Eric Milner, an attorney representing ALU, previously said the Associated Press that the proposed objections were “manifestly absurd”.

“Staff have spoken and their voices have been heard,” Milner said in a statement. “Amazon chooses to ignore this and instead engage in delaying tactics to avoid the inevitable — to come to the negotiating table and negotiate a contract” on behalf of Staten Island warehouse workers.

Meanwhile, the retail, wholesale and department store union on Thursday filed an objection to Amazon’s alleged interference in a separate union election held last week at an Amazon warehouse in Bessemer, Alabama. Union opponent currently lead Union supporters up 118 votes in this election, but 416 contested votes remain outstanding.

FILE – Chris Smalls, President of the Amazon Labor Union, joins supporters at the Amazon distribution center in the Staten Island borough of New York Monday, October 25, 2021 as he possesses “Authorization of Representation” forms previously given to him were delivered to the National Labor Relations Board in New York. Amazon is gearing up for its toughest industrial action yet, with two separate union elections coming up next week that could add momentum to the latest wave of organizing efforts across the country. Warehouse workers in Staten Island, NY, and Bessemer, Alabama, decide whether or not to form a union. (AP Photo/Craig Ruttle, file)
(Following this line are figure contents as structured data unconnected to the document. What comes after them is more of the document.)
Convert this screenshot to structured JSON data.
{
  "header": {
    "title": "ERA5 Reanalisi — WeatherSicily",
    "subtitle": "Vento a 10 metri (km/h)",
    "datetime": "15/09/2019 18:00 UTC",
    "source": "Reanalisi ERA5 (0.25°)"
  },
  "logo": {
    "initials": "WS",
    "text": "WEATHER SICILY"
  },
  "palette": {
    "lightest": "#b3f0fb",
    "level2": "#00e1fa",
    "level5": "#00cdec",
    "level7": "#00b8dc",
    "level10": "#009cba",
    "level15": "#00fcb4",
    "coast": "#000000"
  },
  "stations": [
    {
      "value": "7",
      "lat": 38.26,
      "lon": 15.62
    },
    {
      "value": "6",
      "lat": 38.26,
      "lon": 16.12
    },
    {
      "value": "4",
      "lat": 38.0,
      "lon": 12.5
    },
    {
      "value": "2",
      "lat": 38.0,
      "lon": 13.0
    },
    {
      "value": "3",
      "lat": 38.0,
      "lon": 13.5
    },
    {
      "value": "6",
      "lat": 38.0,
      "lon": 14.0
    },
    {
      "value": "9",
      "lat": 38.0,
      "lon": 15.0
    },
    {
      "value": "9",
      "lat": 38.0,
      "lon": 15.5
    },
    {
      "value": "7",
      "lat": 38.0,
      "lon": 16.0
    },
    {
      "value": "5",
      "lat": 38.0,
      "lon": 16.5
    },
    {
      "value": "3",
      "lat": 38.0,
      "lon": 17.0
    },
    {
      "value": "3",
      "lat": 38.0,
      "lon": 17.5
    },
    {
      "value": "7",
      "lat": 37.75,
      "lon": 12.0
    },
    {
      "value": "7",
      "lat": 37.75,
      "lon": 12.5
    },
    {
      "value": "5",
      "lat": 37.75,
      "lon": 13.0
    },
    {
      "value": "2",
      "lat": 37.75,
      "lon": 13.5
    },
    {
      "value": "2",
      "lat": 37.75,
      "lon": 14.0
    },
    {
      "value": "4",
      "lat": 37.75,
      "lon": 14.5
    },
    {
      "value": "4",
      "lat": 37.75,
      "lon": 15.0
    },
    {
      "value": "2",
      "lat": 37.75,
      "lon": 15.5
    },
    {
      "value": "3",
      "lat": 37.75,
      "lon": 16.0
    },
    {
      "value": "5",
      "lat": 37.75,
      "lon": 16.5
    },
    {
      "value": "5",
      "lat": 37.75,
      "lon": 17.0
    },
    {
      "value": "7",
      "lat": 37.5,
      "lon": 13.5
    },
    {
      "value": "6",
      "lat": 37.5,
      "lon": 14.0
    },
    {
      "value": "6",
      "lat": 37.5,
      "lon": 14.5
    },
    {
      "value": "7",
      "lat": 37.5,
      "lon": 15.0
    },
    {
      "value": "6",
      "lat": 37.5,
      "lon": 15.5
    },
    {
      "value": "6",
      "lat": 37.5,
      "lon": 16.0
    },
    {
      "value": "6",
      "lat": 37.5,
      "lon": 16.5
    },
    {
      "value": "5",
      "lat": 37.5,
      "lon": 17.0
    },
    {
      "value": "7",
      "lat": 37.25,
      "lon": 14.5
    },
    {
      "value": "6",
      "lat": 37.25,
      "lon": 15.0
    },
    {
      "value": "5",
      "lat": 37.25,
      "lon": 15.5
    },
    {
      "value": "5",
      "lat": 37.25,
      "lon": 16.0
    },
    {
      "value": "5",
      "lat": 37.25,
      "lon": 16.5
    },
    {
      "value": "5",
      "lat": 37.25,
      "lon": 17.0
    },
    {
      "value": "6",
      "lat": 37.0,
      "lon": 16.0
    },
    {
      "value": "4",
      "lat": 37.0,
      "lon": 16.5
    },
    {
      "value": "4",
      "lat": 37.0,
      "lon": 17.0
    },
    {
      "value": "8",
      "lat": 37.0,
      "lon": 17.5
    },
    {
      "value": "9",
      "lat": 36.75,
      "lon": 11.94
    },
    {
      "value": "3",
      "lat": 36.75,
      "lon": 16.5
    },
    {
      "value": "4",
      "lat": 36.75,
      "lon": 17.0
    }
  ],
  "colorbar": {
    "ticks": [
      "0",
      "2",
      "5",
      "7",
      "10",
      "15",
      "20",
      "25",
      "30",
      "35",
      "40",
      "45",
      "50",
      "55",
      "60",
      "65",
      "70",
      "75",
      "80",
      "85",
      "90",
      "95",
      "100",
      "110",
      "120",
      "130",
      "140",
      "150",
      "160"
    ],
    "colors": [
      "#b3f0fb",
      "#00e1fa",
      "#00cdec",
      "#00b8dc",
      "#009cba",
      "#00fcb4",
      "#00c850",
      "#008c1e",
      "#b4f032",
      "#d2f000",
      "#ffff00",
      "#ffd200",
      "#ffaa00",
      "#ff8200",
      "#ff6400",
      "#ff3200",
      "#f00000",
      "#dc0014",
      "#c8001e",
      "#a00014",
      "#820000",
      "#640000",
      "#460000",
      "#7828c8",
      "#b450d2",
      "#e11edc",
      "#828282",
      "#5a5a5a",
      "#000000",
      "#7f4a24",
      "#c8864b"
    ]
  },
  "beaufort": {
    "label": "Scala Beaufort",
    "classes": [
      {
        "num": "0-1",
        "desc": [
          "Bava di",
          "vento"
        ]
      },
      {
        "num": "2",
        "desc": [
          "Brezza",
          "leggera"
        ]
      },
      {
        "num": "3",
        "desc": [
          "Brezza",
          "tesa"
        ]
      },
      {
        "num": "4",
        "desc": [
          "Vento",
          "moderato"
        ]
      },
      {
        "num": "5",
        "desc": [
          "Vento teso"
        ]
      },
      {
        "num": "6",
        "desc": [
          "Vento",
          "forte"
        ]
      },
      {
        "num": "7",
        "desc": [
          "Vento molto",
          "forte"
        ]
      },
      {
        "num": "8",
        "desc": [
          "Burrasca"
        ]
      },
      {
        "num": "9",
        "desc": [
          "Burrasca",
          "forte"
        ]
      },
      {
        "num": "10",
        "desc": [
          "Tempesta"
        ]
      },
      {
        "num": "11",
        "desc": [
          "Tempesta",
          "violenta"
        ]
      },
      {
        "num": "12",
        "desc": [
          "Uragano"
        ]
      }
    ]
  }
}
The stunning victory of a worker-led, crowdfunded union on Staten Island about the country’s second-largest employer last Friday, reaching the first US union in Amazon’s 28-year history.

Following the victory, some prominent union leaders have expressed support for Amazon to continue organizing. Smalls and ALU Vice President Derrick Palmer met in Washington DC on Thursday with Sean O’Brien, President of the 1.2 million-strong International Brotherhood of Teamsters, the one ambitious campaign last year to organize Amazon workers nationwide.

Speaking to Yahoo Finance, Smalls said the Teamsters plan to provide ALU with “informal resources.”

Teamsters spokeswoman Kara Deniz described Thursday’s meeting as “really productive.” The Teamsters welcome the opportunity to provide resources in support of the ALU’s push for an initial union contract at the Amazon facility, Deniz said. She said she was not aware of any additional commitments from Teamsters to support other ALU organizations.

Amazon operates more than 110 department stores nationwide, employing hundreds of thousands of workers. In total, the company operates more than 1,000 logistics centers and other facilities across the country The New York Times reported.

The aluminium released a statement on Saturday with a request to begin contract negotiations for the Staten Island facility in early May. When asked about the speed with which negotiations were handled, pro bono ALU attorney Seth Goldstein said, “Amazon always describes itself as agile and innovative, which we think is perfectly reasonable for an organization like Amazon with so many attorneys and recruiters is and something that should be done because our members want to come to an agreement.”

Amazon did not respond to a request for comment on the contract negotiations.

Update: In a previous version of this article, Teamsters spokeswoman Kara Deniz said that Teamsters welcome the opportunity to financially support ALU’s push for an initial contract. Story updated to clarify that the Teamsters welcome the opportunity to provide support, which may or may not include financial support.